"Grande Version" inédite et définitive
Entre l’été 2022 et début 2024, la mobilisation de 250 musiciens, 25 jours d’enregistrement à la Maison de la Radio et de la Musique et plus de 1000 heures de montage et de mixage ont été nécessaires pour mettre en musique ce chef-d’œuvre.
Après avoir fait la pré-ouverture du Festival de Cannes 2024, l’ouverture de Cannes Classics, et réuni plus de 6.000 spectateurs lors d’un ciné concert symphonique historique à la Seine Musicale, ce film, qui retrace la vie de l’Empereur, depuis son enfance jusqu’au début de la campagne d’Italie, est distribué en salles par Pathé Films, en deux parties, depuis le 10 juillet et va faire une grande tournée Corse !
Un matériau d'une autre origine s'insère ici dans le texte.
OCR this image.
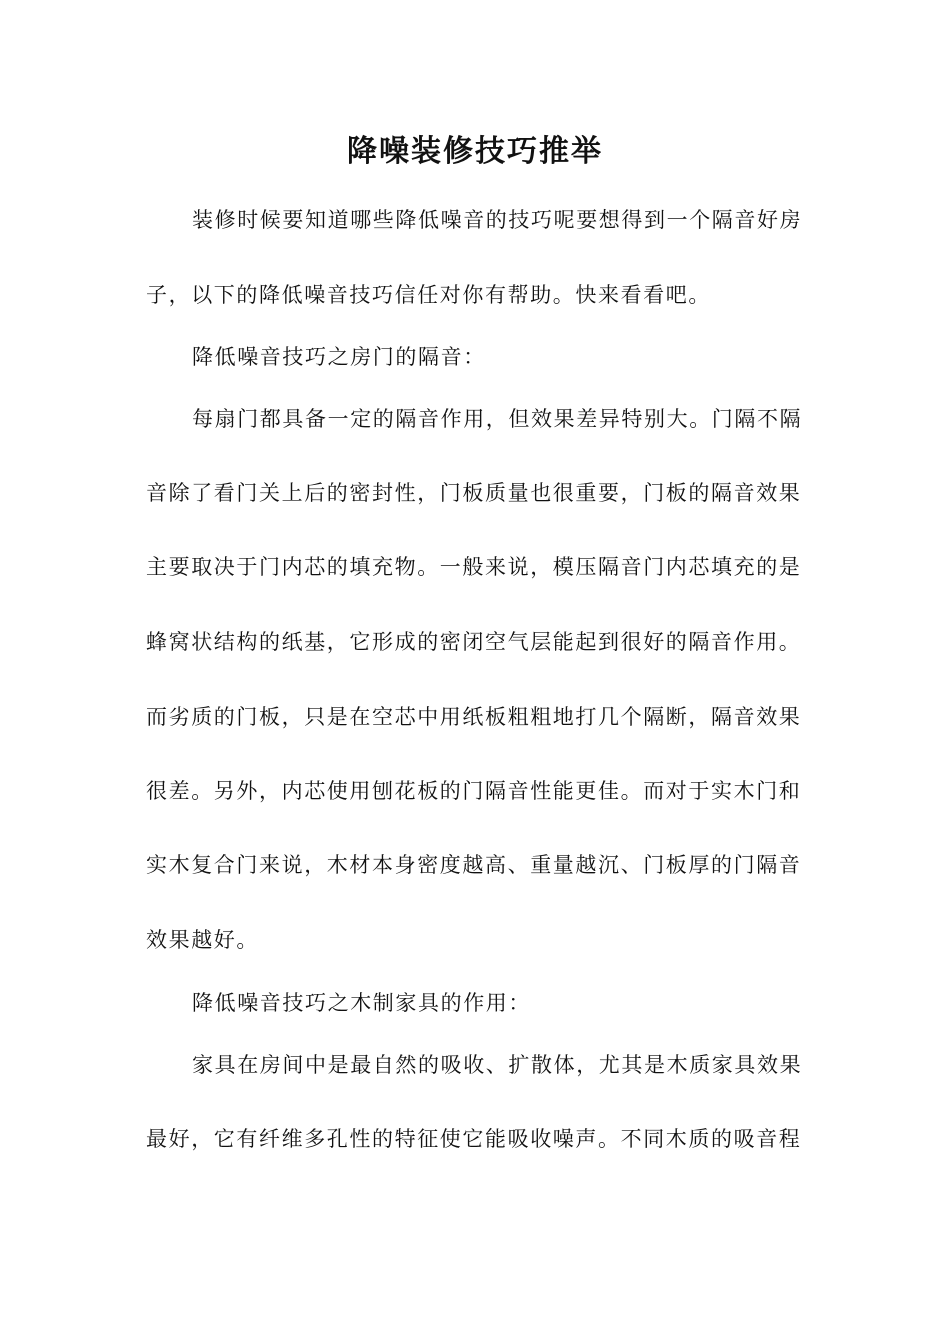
降噪装修技巧推举
装修时候要知道哪些降低噪音的技巧呢要想得到一个隔音好房
子，以下的降低噪音技巧信任对你有帮助。快来看看吧。
降低噪音技巧之房门的隔音：
每扇门都具备一定的隔音作用，但效果差异特别大。门隔不隔
音除了看门关上后的密封性，门板质量也很重要，门板的隔音效果
主要取决于门内芯的填充物。一般来说，模压隔音门内芯填充的是
蜂窝状结构的纸基，它形成的密闭空气层能起到很好的隔音作用。
而劣质的门板，只是在空芯中用纸板粗粗地打几个隔断，隔音效果
很差。另外，内芯使用刨花板的门隔音性能更佳。而对于实木门和
实木复合门来说，木材本身密度越高、重量越沉、门板厚的门隔音
效果越好。
降低噪音技巧之木制家具的作用：
家具在房间中是最自然的吸收、扩散体，尤其是木质家具效果
最好，它有纤维多孔性的特征使它能吸收噪声。不同木质的吸音程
Ce film légendaire a été, pour une part importante, tourné en Corse au printemps 1925, car Gance tenait à avoir pour décors les lieux mêmes dans lesquels Napoléon a tracé son destin, notamment en 1793, avant qu’il ne quitte définitivement l’île. Cette partie du film qui dure environ 1h15 a d’ailleurs été baptisée au fil du temps la ‘Séquence Corse’. Elle avait fait l’objet d’une très belle exposition en 2016 au Musée National de la Maison Bonaparte à Ajaccio sous la direction de Jean-Marc Olivesi et Jean-Pierre Mattei. La Corse de 2024 se devait d’être associée à la ressortie de ce film exceptionnel dans sa version intégrale : outre le fait qu’un segment très important du film y a été tourné en décors naturels, Napoléon Bonaparte en est l’un des marqueurs emblématiques dans le monde entier depuis plus de deux siècles.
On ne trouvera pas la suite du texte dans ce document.